The Bolicks’ claims here were prolix and vague; they were not ‘“simple, concise, and direct.’ ” See Westinghouse Sec. Litig., 90 F.3d at 702 (quoting Rule 8(d)(1)). Nor did the complaint set out “a short and plain statement of [any] claim showing that the pleader is entitled to relief[.]” Fed. R. Civ. P. 8(a)(2); see also Glover v. F.D.I.C., 698 F.3d 139, 147 (3d Cir. 2012) (A complaint must “ ‘be presented with clarity sufficient to avoid requiring a district court or opposing party to forever sift through its pages in search’ of the nature of the plaintiffs claim[.]”) (quoting Jennings v. Emry, 910 F.2d 1434, 1436 (7th Cir. 1990)). As a result, the second amended complaint did not provide the defendants with the requisite fair notice of the claims against them. For example, the complaint is too voluminous and unfocused to be intelligible as to which claims pertain to which defendants; indeed, the complaint nearly always refers throughout to the “defendants” as a whole without alleging which defendant or defendants performed which actions. As another example, the complaint names numerous parties and narrates various events that have no apparent connection to or among each other. Also, the complaint consists primarily of a lengthy factual narrative that is unconnected to any potential claim that the Bolicks wish to bring, combined with vague and conclusory assertions of liability. The complaint is rife with irrelevant facts that, even if accepted as true, do not satisfy the elements of any of the causes of action it attempts to raise.

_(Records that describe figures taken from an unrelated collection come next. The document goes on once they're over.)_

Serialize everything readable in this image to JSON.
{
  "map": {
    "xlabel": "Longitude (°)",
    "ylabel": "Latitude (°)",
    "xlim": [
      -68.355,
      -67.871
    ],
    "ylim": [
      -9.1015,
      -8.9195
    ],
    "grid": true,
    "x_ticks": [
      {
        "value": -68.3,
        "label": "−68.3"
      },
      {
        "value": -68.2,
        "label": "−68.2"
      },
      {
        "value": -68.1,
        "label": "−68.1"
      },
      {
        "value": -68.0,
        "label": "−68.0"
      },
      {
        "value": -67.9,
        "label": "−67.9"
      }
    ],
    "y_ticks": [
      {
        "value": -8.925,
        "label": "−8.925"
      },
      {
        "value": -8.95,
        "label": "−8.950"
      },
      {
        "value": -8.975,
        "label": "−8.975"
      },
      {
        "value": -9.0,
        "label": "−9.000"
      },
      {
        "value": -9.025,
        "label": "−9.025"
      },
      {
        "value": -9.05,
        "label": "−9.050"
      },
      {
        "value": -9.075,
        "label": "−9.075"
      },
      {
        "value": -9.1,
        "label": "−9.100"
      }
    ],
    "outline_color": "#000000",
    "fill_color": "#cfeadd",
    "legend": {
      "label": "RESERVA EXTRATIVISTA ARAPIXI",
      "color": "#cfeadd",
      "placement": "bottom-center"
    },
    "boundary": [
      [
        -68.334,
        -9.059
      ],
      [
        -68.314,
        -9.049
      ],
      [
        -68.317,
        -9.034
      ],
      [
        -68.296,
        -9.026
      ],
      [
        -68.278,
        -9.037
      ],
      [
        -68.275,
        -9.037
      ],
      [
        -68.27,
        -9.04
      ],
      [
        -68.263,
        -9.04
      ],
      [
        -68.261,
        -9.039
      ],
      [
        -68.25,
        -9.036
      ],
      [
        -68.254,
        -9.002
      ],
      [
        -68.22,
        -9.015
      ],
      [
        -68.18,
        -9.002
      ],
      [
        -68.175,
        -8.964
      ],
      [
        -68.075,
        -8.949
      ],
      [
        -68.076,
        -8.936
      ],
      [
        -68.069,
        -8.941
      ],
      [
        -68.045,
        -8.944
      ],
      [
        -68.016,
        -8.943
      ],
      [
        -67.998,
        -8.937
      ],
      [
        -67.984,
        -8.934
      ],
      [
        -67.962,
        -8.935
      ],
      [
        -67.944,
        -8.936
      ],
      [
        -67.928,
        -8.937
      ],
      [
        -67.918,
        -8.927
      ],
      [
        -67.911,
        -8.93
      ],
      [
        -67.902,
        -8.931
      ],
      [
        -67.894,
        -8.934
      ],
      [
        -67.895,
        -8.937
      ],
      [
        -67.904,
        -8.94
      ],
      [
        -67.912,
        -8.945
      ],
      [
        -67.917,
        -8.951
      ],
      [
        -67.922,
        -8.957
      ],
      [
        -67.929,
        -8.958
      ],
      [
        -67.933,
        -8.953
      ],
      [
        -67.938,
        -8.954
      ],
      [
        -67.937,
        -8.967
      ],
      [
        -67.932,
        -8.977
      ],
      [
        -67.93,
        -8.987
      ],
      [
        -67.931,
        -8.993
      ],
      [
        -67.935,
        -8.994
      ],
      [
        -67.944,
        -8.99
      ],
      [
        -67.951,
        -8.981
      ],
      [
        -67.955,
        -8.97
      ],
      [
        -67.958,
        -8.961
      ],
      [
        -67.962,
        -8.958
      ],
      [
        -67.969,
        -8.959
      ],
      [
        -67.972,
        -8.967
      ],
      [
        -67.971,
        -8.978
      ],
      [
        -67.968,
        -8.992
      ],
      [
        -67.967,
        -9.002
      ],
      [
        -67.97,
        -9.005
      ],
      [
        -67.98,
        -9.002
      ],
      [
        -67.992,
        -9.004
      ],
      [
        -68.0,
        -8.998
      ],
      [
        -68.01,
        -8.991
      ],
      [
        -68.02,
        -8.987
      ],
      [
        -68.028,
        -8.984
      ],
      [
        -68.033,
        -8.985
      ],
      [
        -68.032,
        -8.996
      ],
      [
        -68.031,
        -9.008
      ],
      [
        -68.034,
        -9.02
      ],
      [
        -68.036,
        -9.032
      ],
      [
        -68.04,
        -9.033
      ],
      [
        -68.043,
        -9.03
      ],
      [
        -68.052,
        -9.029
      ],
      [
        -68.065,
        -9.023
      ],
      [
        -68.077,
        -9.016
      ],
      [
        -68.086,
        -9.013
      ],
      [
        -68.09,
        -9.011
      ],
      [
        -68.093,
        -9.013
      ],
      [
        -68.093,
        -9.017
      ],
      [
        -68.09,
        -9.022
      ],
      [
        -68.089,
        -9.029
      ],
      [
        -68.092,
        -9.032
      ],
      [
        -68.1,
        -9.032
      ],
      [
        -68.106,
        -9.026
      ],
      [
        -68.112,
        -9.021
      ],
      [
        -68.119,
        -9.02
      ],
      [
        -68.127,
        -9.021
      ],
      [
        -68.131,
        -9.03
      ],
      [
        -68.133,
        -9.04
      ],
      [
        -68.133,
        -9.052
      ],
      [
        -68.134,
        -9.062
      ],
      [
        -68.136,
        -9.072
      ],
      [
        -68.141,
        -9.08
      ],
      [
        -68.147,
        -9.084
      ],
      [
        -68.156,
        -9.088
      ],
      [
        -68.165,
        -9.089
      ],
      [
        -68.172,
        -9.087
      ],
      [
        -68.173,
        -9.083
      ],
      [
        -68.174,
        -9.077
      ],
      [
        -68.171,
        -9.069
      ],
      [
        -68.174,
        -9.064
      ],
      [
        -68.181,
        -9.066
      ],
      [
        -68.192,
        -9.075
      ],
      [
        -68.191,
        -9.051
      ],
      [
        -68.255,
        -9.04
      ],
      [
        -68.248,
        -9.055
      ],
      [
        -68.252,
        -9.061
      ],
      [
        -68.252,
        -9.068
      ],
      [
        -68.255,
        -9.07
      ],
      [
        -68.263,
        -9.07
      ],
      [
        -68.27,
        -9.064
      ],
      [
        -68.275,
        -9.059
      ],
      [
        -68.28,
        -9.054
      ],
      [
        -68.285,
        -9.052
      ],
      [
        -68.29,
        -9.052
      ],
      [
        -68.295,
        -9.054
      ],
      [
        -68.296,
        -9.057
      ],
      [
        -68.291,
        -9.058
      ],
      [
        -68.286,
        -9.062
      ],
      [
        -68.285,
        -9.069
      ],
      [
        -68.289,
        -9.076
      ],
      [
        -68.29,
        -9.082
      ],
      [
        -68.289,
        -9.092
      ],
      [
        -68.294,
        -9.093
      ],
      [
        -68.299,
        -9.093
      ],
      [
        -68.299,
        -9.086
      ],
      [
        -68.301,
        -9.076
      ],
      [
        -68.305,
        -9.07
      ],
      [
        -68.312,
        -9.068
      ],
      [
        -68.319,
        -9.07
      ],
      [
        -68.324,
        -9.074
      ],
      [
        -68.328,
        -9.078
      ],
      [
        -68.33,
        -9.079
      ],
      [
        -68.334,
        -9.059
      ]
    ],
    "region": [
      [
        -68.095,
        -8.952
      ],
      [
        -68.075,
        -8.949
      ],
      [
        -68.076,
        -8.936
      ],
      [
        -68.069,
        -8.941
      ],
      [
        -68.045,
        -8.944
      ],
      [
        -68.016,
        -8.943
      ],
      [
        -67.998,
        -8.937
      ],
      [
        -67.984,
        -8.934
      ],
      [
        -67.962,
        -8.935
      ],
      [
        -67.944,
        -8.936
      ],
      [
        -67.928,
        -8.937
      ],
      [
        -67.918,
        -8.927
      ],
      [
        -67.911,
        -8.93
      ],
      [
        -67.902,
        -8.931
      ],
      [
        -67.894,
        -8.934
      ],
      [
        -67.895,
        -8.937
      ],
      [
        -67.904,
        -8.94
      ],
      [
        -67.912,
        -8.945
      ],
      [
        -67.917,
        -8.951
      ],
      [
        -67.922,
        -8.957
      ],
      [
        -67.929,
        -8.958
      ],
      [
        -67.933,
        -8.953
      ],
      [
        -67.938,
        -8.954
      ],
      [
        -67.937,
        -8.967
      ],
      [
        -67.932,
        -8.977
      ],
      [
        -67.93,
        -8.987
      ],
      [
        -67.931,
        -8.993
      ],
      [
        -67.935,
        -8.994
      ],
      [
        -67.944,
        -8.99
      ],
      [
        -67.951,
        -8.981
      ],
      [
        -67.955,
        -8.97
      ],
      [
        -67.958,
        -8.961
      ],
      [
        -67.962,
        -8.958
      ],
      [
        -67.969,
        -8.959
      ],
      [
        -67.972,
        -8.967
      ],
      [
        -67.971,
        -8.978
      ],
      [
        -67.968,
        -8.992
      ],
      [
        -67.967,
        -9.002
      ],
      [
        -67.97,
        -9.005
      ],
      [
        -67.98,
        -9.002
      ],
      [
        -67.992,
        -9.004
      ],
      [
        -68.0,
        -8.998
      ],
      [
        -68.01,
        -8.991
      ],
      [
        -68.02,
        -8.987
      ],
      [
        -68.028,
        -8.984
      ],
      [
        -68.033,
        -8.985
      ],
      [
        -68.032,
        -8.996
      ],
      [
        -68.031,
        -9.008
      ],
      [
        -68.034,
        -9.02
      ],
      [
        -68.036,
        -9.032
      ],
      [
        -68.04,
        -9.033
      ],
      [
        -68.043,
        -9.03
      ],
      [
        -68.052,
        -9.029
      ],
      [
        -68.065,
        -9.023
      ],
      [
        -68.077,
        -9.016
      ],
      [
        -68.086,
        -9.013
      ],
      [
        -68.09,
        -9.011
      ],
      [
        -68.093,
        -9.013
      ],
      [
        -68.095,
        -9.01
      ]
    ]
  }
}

We will not affirm, however, solely on the basis of the Bolicks’ failure to comply with the requirements of Rule 8. Rather, we also consider the Magistrate Judge’s attempt to discern what claims the Bolicks intended to plead and we evaluate whether those claims were subject to dismissal under Rule 12(b)(6) for the failure to state a claim upon which relief could be granted.